PS. Pamiętam z niedzielnych Teleranków :D, że był kiedyś film o Emilu, podobny w klimacie do Dzieci z Bullerbyn. Pamiętam, że mama (albo Lina?) tak przeciągle fajnie wołała w nim zawsze "Eeemiiiil!". Niestety w tych wydanych seriach filmowych Astrid Lindgren nie umiem go znaleźć. Jeśli ktokolwiek widział, ktokolwiek wie, bardzo proszę o informacje.



Astrid Lindgren
Ach, ten Emil!
ilustrował Björn Berg
tłumaczyła Anna Węgleńska
wyd. Zakamarki 2007
oprawa twarda
obrazki = tekst





Astrid Lindgren
Emil ze Smalandii
ilustrował Björn Berg
tłumaczyła Irena Szuch-Wyszomirska
wyd. Nasza Księgarnia/Polityka
seria Cała Polska Czyta Dzieciom, tom 1.
oprawa twarda 
tekst > obrazki

8 komentarzy:

  1. U nas w domu sami fani Emila :)
    "Zakamarkowy" - już zapomniany, bo królował ok. drugiego roku życia.

    Teraz wracamy już kolejny raz, ale do tomu wydanego przez "Naszą Księgarnię" - "Przygody Emila ze Smalandii", w tłum. Wyszomirskiej i Węgleńskiej, również z il. Berga.

    Prawie 260 stron psot :) Dużo niuansów, także jeśli chodzi o postaci rodziców...

    OdpowiedzUsuń
  2. 260 stron to normalnie jakaś wersja reżyserska ;) Może kiedyś poszukam, bo jednak wydaje mi się, że czas Emila dopiero nadchodzi i dopiero będzie w pełni doceniony.

    OdpowiedzUsuń
  3. Do wszystkich książeczek Astrid mam stosunek co najmniej entuzjastyczny.Emila nie czytałam co prawda od szkoły podstawowej ale nie moge się już doczekać powrotu do lektury z wlasnym dzieckiem na kolanach :)

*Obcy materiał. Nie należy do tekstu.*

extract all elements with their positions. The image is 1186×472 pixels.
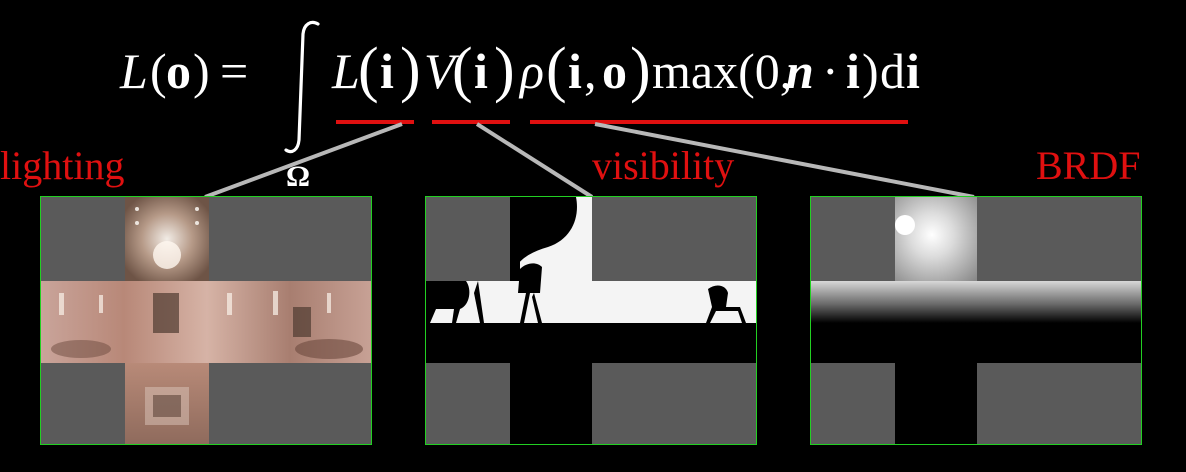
- brdf-horizon-strip: [811, 281, 1141, 323]
- cube-face-top-left: [811, 197, 895, 281]
- cube-face-top-right: [209, 197, 371, 281]
- brdf-open-paren: (: [546, 36, 567, 104]
- env-dome-light: [153, 241, 181, 269]
- label-lighting: lighting: [0, 143, 125, 188]
- brdf-lobe-top: [895, 197, 977, 281]
- occluder-chair-left: [426, 281, 470, 323]
- cube-face-bottom-right: [592, 363, 756, 444]
- lighting-arg: i: [380, 43, 394, 99]
- integral-domain: Ω: [286, 160, 310, 190]
- cosine-dot: ·: [822, 43, 839, 99]
- cube-face-bottom-left: [811, 363, 895, 444]
- occluder-chair-right: [706, 285, 746, 323]
- brdf-cubemap: [811, 197, 1141, 444]
- brdf-function: ρ: [518, 43, 544, 99]
- equation-equals: =: [220, 43, 248, 99]
- integral-sign: [284, 20, 320, 154]
- occluder-chair-center: [518, 263, 542, 323]
- cube-face-bottom-left: [426, 363, 510, 444]
- brdf-arg-sep: ,: [584, 43, 597, 99]
- brdf-panel: [810, 196, 1142, 445]
- occluded-floor: [426, 323, 756, 363]
- brdf-close-paren: ): [630, 36, 651, 104]
- cosine-term: max(0,: [652, 43, 792, 99]
- cosine-close: ): [862, 43, 879, 99]
- visibility-close-paren: ): [494, 36, 515, 104]
- visible-horizon: [426, 281, 756, 323]
- rendering-equation: L ( o ) = Ω L ( i ) V ( i ) ρ ( i , o ): [119, 20, 920, 190]
- cosine-normal: n: [786, 43, 814, 99]
- cube-face-bottom-right: [209, 363, 371, 444]
- lighting-close-paren: ): [400, 36, 421, 104]
- cube-face-bottom-left: [41, 363, 125, 444]
- visibility-function: V: [424, 43, 460, 99]
- cube-face-top-right: [592, 197, 756, 281]
- equation-lhs-close-paren: ): [193, 43, 210, 99]
- cosine-i: i: [846, 43, 860, 99]
- lighting-panel: [40, 196, 372, 445]
- occluder-lamp: [510, 197, 577, 267]
- visibility-cubemap: [426, 197, 756, 444]
- brdf-highlight: [895, 215, 915, 235]
- env-floor-pattern-right: [295, 339, 363, 359]
- equation-lhs-arg: o: [166, 43, 191, 99]
- visibility-open-paren: (: [452, 36, 473, 104]
- differential-d: d: [880, 43, 905, 99]
- lighting-function: L: [331, 43, 360, 99]
- visibility-panel: [425, 196, 757, 445]
- cube-face-top-left: [41, 197, 125, 281]
- lighting-open-paren: (: [358, 36, 379, 104]
- brdf-arg-i: i: [568, 43, 582, 99]
- env-floor-pattern-left: [51, 340, 111, 358]
- equation-lhs: L: [119, 43, 148, 99]
- differential-i: i: [906, 43, 920, 99]
- lighting-cubemap: [41, 197, 371, 444]
- brdf-arg-o: o: [602, 43, 627, 99]
- equation-lhs-open-paren: (: [150, 43, 167, 99]
- cube-face-top-right: [977, 197, 1141, 281]
- cube-face-bottom-right: [977, 363, 1141, 444]
- label-visibility: visibility: [592, 143, 735, 188]
- brdf-below-horizon: [811, 323, 1141, 363]
- cube-face-top-left: [426, 197, 510, 281]
- visibility-arg: i: [474, 43, 488, 99]
- label-brdf: BRDF: [1036, 143, 1141, 188]
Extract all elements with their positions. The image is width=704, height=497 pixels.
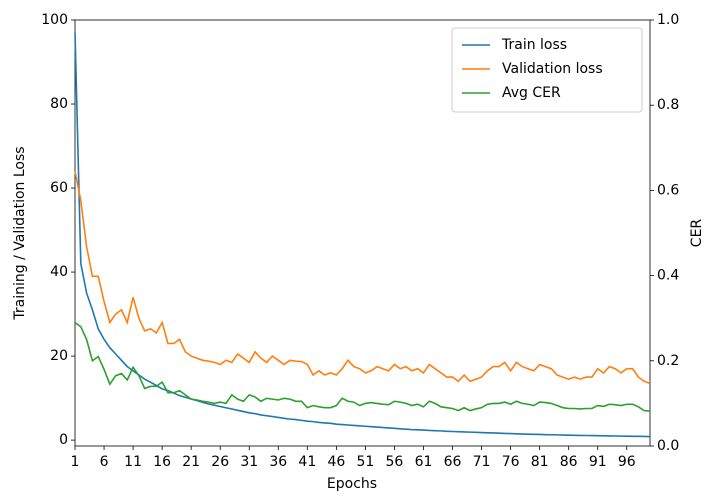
y-tick-label: 40 — [50, 264, 68, 280]
y2-tick-label: 0.6 — [657, 182, 679, 198]
x-tick-label: 16 — [153, 454, 171, 470]
legend-label: Avg CER — [502, 85, 561, 101]
x-axis-label: Epochs — [327, 476, 377, 492]
series-line — [74, 32, 651, 438]
y2-tick-label: 1.0 — [657, 12, 679, 28]
y-tick-label: 100 — [41, 12, 68, 28]
x-tick-label: 76 — [502, 454, 520, 470]
y-tick-label: 20 — [50, 348, 68, 364]
y2-tick-label: 0.8 — [657, 97, 679, 113]
y-tick-label: 60 — [50, 180, 68, 196]
x-tick-label: 91 — [589, 454, 607, 470]
y-tick-label: 0 — [59, 432, 68, 448]
x-tick-label: 61 — [415, 454, 433, 470]
x-tick-label: 6 — [100, 454, 109, 470]
x-tick-label: 51 — [356, 454, 374, 470]
x-tick-label: 56 — [386, 454, 404, 470]
series-line — [74, 171, 651, 385]
x-tick-label: 1 — [71, 454, 80, 470]
x-tick-label: 66 — [444, 454, 462, 470]
x-tick-label: 96 — [618, 454, 636, 470]
legend-label: Train loss — [501, 37, 567, 53]
y2-tick-label: 0.0 — [657, 438, 679, 454]
legend-label: Validation loss — [502, 61, 603, 77]
x-tick-label: 86 — [560, 454, 578, 470]
legend-box — [451, 27, 643, 113]
x-tick-label: 26 — [211, 454, 229, 470]
x-tick-label: 46 — [327, 454, 345, 470]
x-tick-label: 71 — [473, 454, 491, 470]
plot-frame — [74, 19, 651, 447]
x-tick-label: 81 — [531, 454, 549, 470]
y2-axis-label: CER — [689, 219, 704, 248]
y2-tick-label: 0.4 — [657, 268, 679, 284]
y-tick-label: 80 — [50, 96, 68, 112]
x-tick-label: 21 — [182, 454, 200, 470]
x-tick-label: 11 — [124, 454, 142, 470]
y2-tick-label: 0.2 — [657, 353, 679, 369]
series-line — [74, 321, 651, 412]
x-tick-label: 36 — [269, 454, 287, 470]
y-axis-label: Training / Validation Loss — [12, 146, 28, 320]
x-tick-label: 31 — [240, 454, 258, 470]
x-tick-label: 41 — [298, 454, 316, 470]
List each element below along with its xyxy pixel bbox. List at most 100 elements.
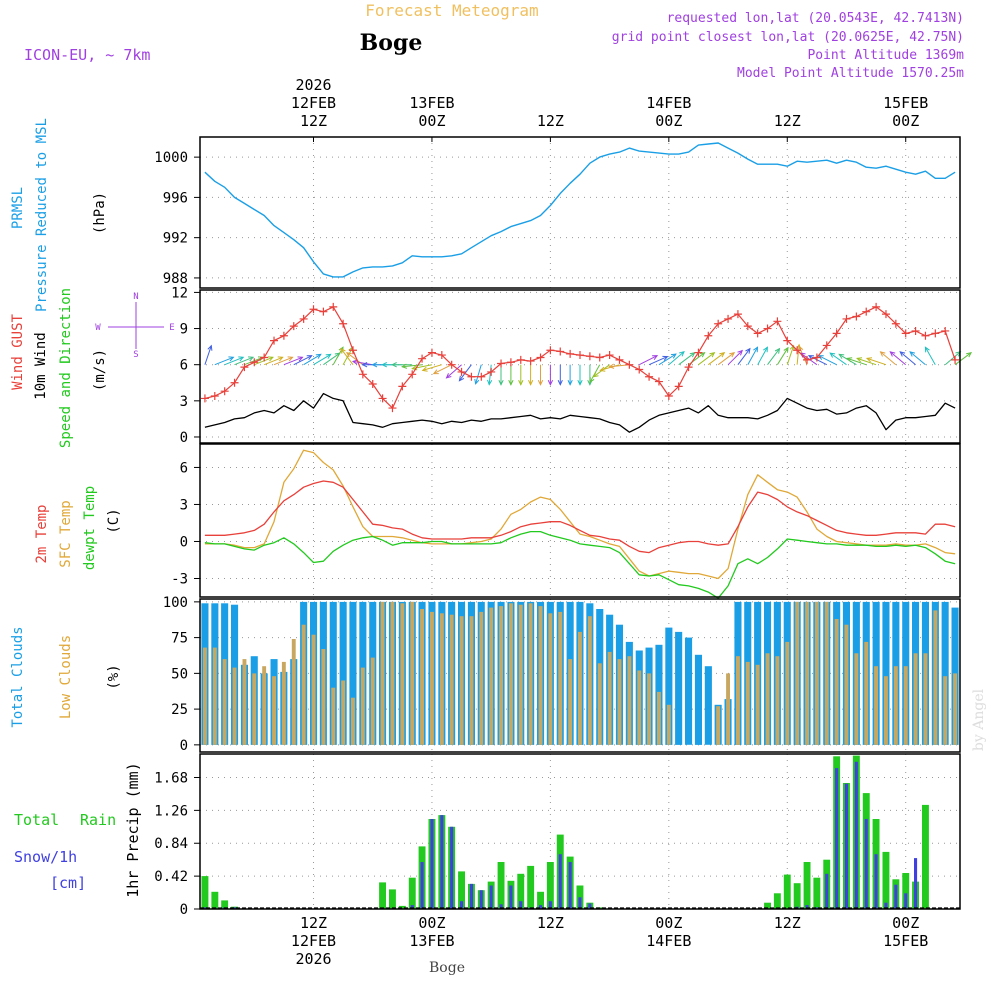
wind-arrow — [776, 347, 789, 365]
wind-gust-marker — [595, 353, 604, 362]
wind-gust-marker — [260, 353, 269, 362]
top-time-label: 12Z — [774, 112, 801, 130]
wind-gust-marker — [368, 379, 377, 388]
wind-gust-marker — [664, 392, 673, 401]
low-cloud-bar — [360, 667, 365, 745]
wind-arrow — [678, 352, 696, 366]
bottom-time-label: 00Z — [418, 914, 445, 932]
wind-gust-marker — [654, 377, 663, 386]
wind-arrow — [273, 356, 293, 366]
snow-bar — [854, 761, 858, 909]
wind-arrow — [880, 351, 897, 366]
precip-total-bar — [398, 905, 406, 909]
wind-gust-marker — [250, 358, 259, 367]
low-cloud-bar — [607, 651, 612, 745]
wind-arrowhead — [557, 379, 563, 386]
precip-label-rain: Rain — [80, 811, 116, 829]
snow-bar — [440, 815, 444, 909]
low-cloud-bar — [726, 673, 730, 745]
temp-axis-label: dewpt Temp — [82, 486, 98, 570]
wind-gust-marker — [408, 370, 417, 379]
wind-arrow — [829, 352, 847, 366]
snow-bar — [815, 907, 819, 909]
wind-arrowhead — [528, 379, 534, 386]
wind-gust-marker — [763, 324, 772, 333]
wind-axis-label: Speed and Direction — [58, 288, 74, 448]
low-cloud-bar — [351, 697, 355, 745]
low-cloud-bar — [509, 603, 513, 745]
wind-gust-marker — [733, 310, 742, 319]
wind-arrowhead — [248, 356, 255, 362]
snow-bar — [894, 884, 898, 909]
wind-arrow — [658, 353, 677, 366]
bottom-time-label: 00Z — [892, 914, 919, 932]
snow-bar — [568, 862, 572, 909]
precip-axis-label: 1hr Precip (mm) — [124, 762, 142, 897]
wind-gust-marker — [872, 302, 881, 311]
top-time-label: 14FEB — [646, 94, 691, 112]
wind-gust-marker — [200, 394, 209, 403]
watermark: by Angel — [971, 688, 987, 751]
wind-gust-marker — [625, 360, 634, 369]
low-cloud-bar — [203, 647, 207, 745]
precip-total-bar — [576, 885, 584, 909]
bottom-time-label: 12FEB — [291, 932, 336, 950]
precip-total-bar — [517, 873, 525, 909]
low-cloud-bar — [617, 659, 622, 745]
low-cloud-bar — [242, 659, 247, 745]
low-cloud-bar — [459, 616, 464, 745]
top-time-label: 12Z — [300, 112, 327, 130]
wind-gust-marker — [270, 336, 279, 345]
low-cloud-bar — [400, 603, 405, 745]
precip-total-bar — [793, 883, 801, 909]
bottom-time-label: 2026 — [295, 950, 331, 968]
low-cloud-bar — [775, 656, 780, 745]
wind-gust-marker — [457, 367, 466, 376]
low-cloud-bar — [410, 601, 415, 745]
wind-arrowhead — [709, 351, 716, 358]
low-cloud-bar — [499, 606, 503, 745]
snow-bar — [233, 907, 237, 909]
snow-bar — [420, 862, 424, 909]
wind-gust-marker — [289, 322, 298, 331]
wind-gust-marker — [714, 319, 723, 328]
wind-gust-marker — [615, 355, 624, 364]
total-cloud-bar — [339, 601, 347, 745]
low-cloud-bar — [795, 601, 800, 745]
wind-gust-marker — [793, 346, 802, 355]
low-cloud-bar — [558, 611, 563, 745]
top-time-label: 2026 — [295, 76, 331, 94]
wind-arrowhead — [391, 362, 397, 368]
wind-arrow — [638, 355, 658, 366]
low-cloud-bar — [864, 641, 869, 745]
wind-gust-marker — [388, 404, 397, 413]
wind-arrow — [433, 364, 452, 375]
wind-arrowhead — [745, 347, 751, 354]
wind-arrowhead — [789, 344, 795, 351]
bottom-time-label: 12Z — [300, 914, 327, 932]
wind-arrow — [786, 345, 795, 365]
pressure-ytick-label: 1000 — [154, 150, 188, 166]
low-cloud-bar — [390, 601, 395, 745]
wind-arrowhead — [592, 372, 599, 378]
wind-arrowhead — [798, 345, 804, 352]
wind-arrowhead — [829, 352, 836, 358]
wind-axis-label: (m/s) — [92, 349, 108, 391]
snow-bar — [844, 783, 848, 909]
wind-arrowhead — [228, 356, 235, 362]
low-cloud-bar — [805, 601, 809, 745]
wind-speed-line — [204, 392, 956, 433]
pressure-ytick-label: 996 — [163, 190, 188, 206]
wind-arrowhead — [325, 353, 332, 359]
wind-arrow — [808, 355, 828, 366]
total-cloud-bar — [349, 601, 357, 745]
precip-ytick-label: 1.68 — [154, 770, 188, 786]
precip-label-snow: Snow/1h — [14, 848, 77, 866]
wind-panel-frame — [199, 289, 961, 444]
wind-gust-marker — [862, 307, 871, 316]
temp-ytick-label: 3 — [180, 497, 188, 513]
temp-ytick-label: 6 — [180, 460, 188, 476]
wind-gust-marker — [931, 329, 940, 338]
bottom-time-label: 12Z — [774, 914, 801, 932]
pressure-axis-label: Pressure Reduced to MSL — [34, 118, 50, 312]
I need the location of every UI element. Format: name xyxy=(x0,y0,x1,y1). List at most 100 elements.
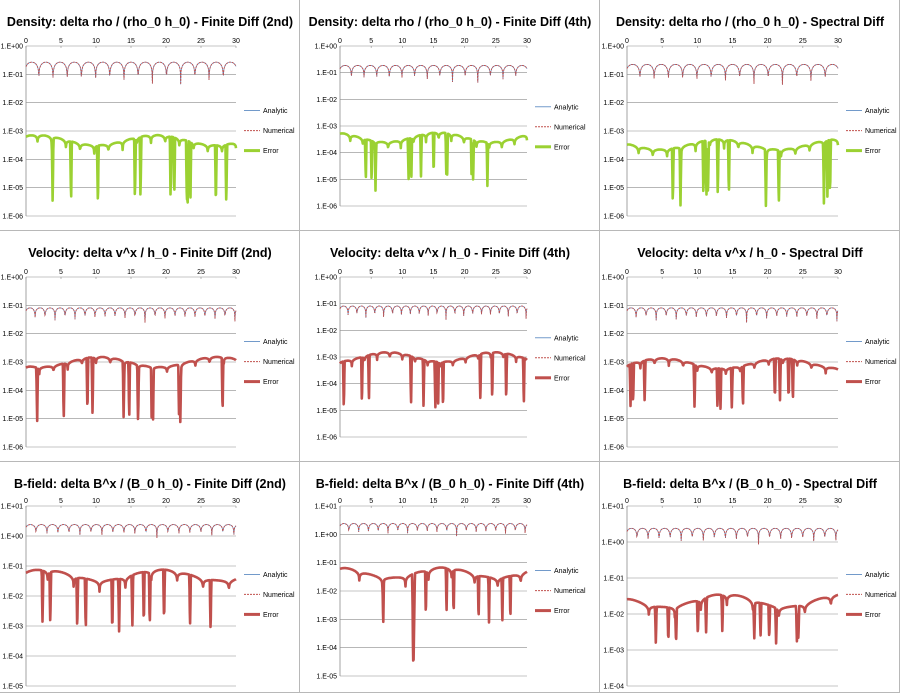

    Nie tak dawno temu czytałam powieść biograficzną o A.L ,opisane były m.in. perypetie z masztem :) Nie wiedziałam,że wiele z historyjek jest autentyczna !

    OdpowiedzUsuń
  4. Kubutkowo Drogo ;) a możesz podać tytuł tej biografii? Im więcej czytam książek A.L. tym ciekawsza jej jestem.

    OdpowiedzUsuń
  5. Oczywiście, choć to powieść biograficzna, a nie typowa biografia.Opisuje tylko kilka lat z jej życia,prawdę mówiąc zdałam sobie sprawę z tego,że nic o niej nie wiedziałam.Miała mnóstwo trudnych doświadczeń,tym bardziej cieszy mnie pogoda i uśmiech bijący z jej książek.
    Powieść nei jest długa,czyta sie ją szybko i przyjemnie :)
    http://www.czarne.com.pl/?a=403

    OdpowiedzUsuń
  6. Dzięki, na pewno poszukam.
    W dodatku to moje ulubione Czarne...

    OdpowiedzUsuń
  7. Tez kocham Czarne :)))) Wlasciwie od nich można kupować książki w ciemno.

    OdpowiedzUsuń
  8. Witam! Chyba jeszcze tu nie zaglądałam, ale wpisy bliskie mojemu sercu i czytelniczym ścieżkom mojego syna. Również należymy do wielbicieli Emila. Zaczynaliśmy od Zakamarków, ale większość przygód doczytywaliśmy z Naszej Księgarni w tłumaczeniu Anny Węgleńskiej.Poszukujemy również filmu ale bezskutecznie. Ale lubimy z synkiem czasami przeglądać biografię A. Lindgren wydaną przez Zakamarki i szukać śladów "prawdziwego Emila".